As noted by the New York
Times, extending the tours of duty "is risking problems
with morale and retention," which is already a rising
concern both in the ranks and on Capitol Hill.
It didn't help that the much-read Perspectives
page of Newsweek this week featured Marine Staff
Sergeant Russell Slay's "instructions" to his
five-year-old son in a letter he sent to his family
shortly before he was killed in Iraq. "Be studious, stay
in school, and stay away from the military. I mean it."
Last week, the Army National Guard announced it
has fallen significantly behind its recruiting goals
this fall, continuing a downward slide that began last
year.

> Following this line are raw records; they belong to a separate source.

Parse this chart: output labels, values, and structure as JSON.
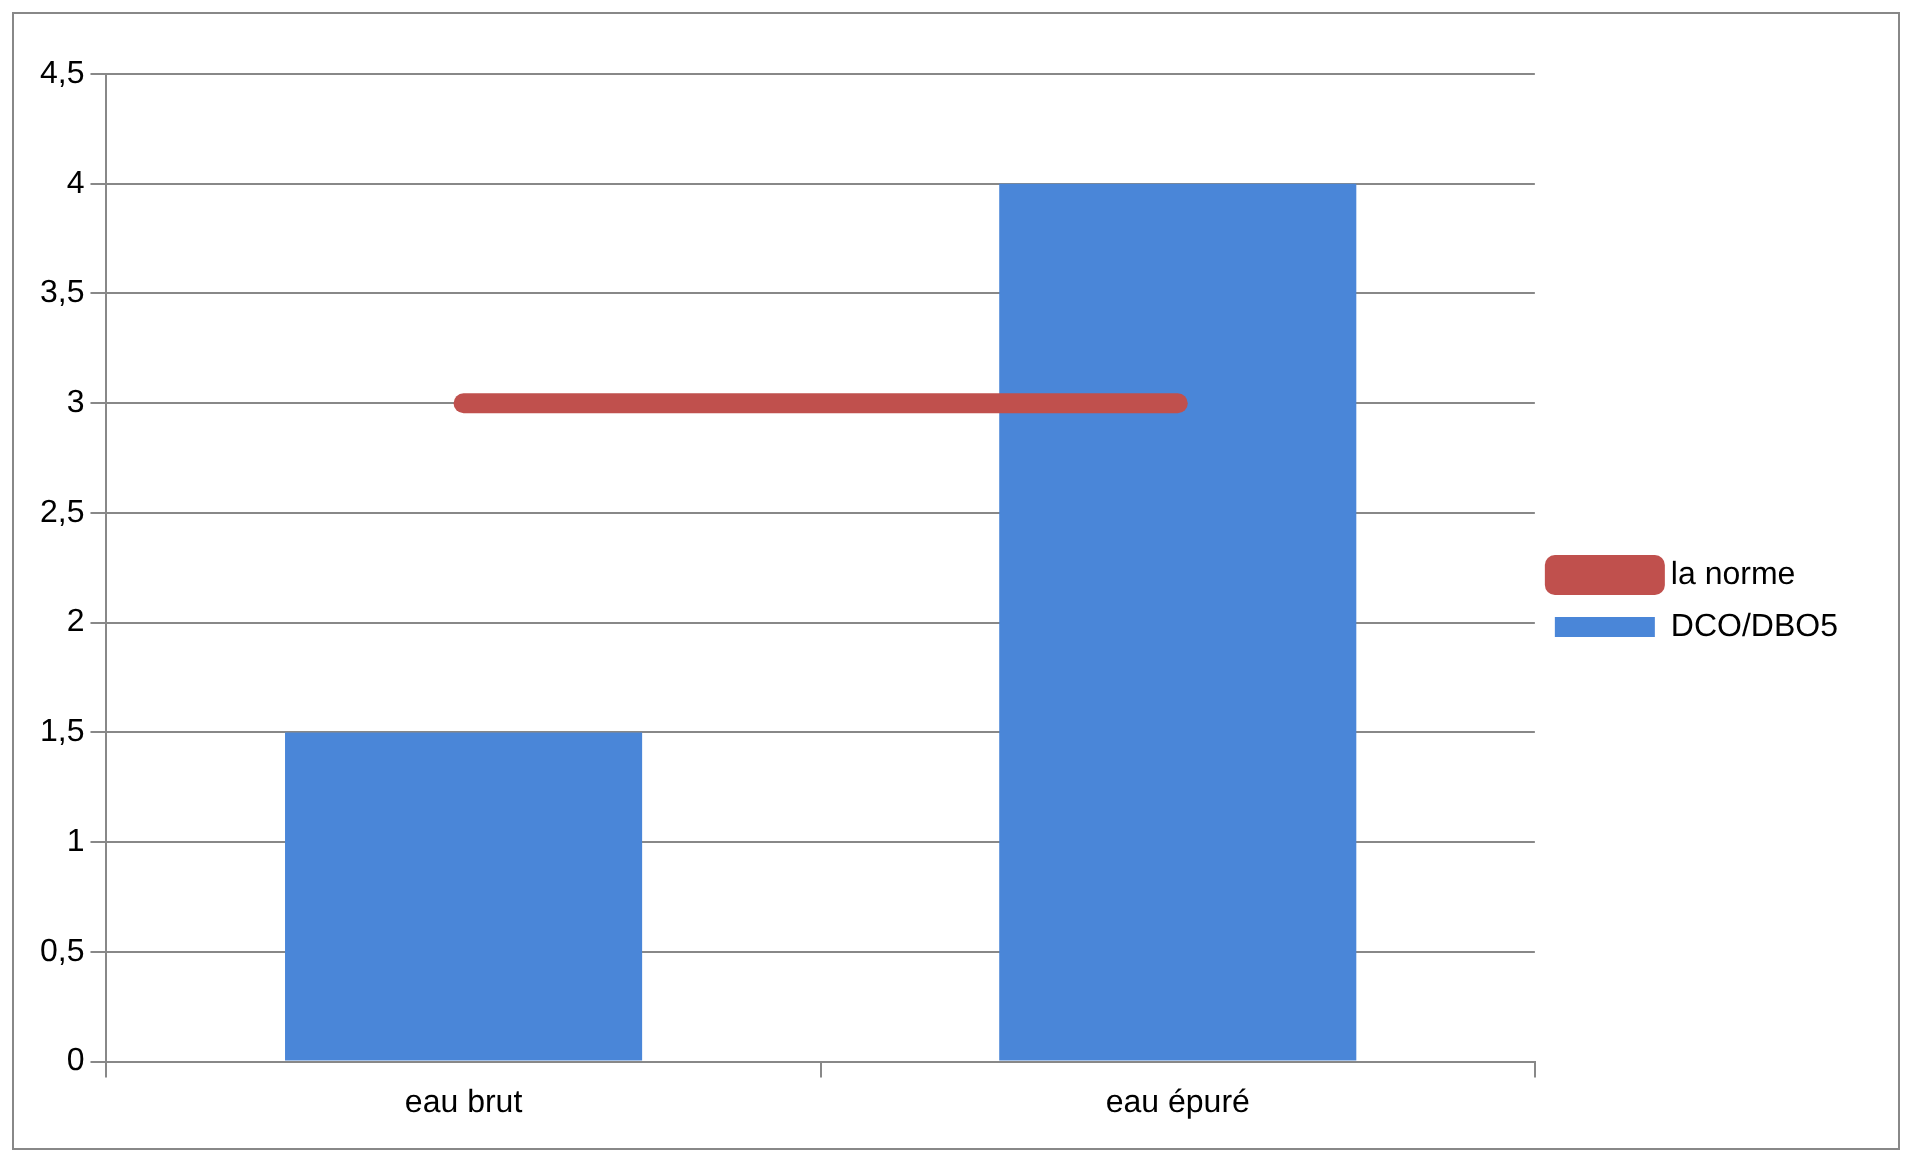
{
  "chart_data": {
    "type": "bar",
    "categories": [
      "eau brut",
      "eau épuré"
    ],
    "series": [
      {
        "name": "DCO/DBO5",
        "color": "#4a86d8",
        "values": [
          1.5,
          4
        ]
      },
      {
        "name": "la norme",
        "type": "line",
        "color": "#c0504d",
        "values": [
          3,
          3
        ]
      }
    ],
    "ylim": [
      0,
      4.5
    ],
    "yticks": [
      0,
      {
        "value": 0.5,
        "label": "0,5"
      },
      1,
      {
        "value": 1.5,
        "label": "1,5"
      },
      2,
      {
        "value": 2.5,
        "label": "2,5"
      },
      3,
      {
        "value": 3.5,
        "label": "3,5"
      },
      4,
      {
        "value": 4.5,
        "label": "4,5"
      }
    ],
    "grid": "y",
    "legend": "right",
    "marker": "none"
  }
}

The guard missed its October target by 30%.
At the same time, the Baltimore Sun reported
that the army is planning to pull officers out of
military professional schools or delay their entry into
academic programs in order to meet "war-time needs". It
is also considering curbing "family-oriented programs",
such as one that permits soldiers to extend their tours
of duty at particular US bases so their children can
finish high school.
Also, the Los Angeles Times
reported last week that the Marine Corps is offering
bonuses of up to $30,000, in some cases tax-free, to
persuade enlisted personnel with combat and experience
or training to re-enlist.
Such reports are
feeding efforts by some lawmakers to add as many as
50,000 soldiers to the armed forces, an expense that
Pentagon and so-called "deficit hawks" in Congress would
prefer desperately to avoid. Deficits, indeed, is
another bad word dating from the Vietnam era.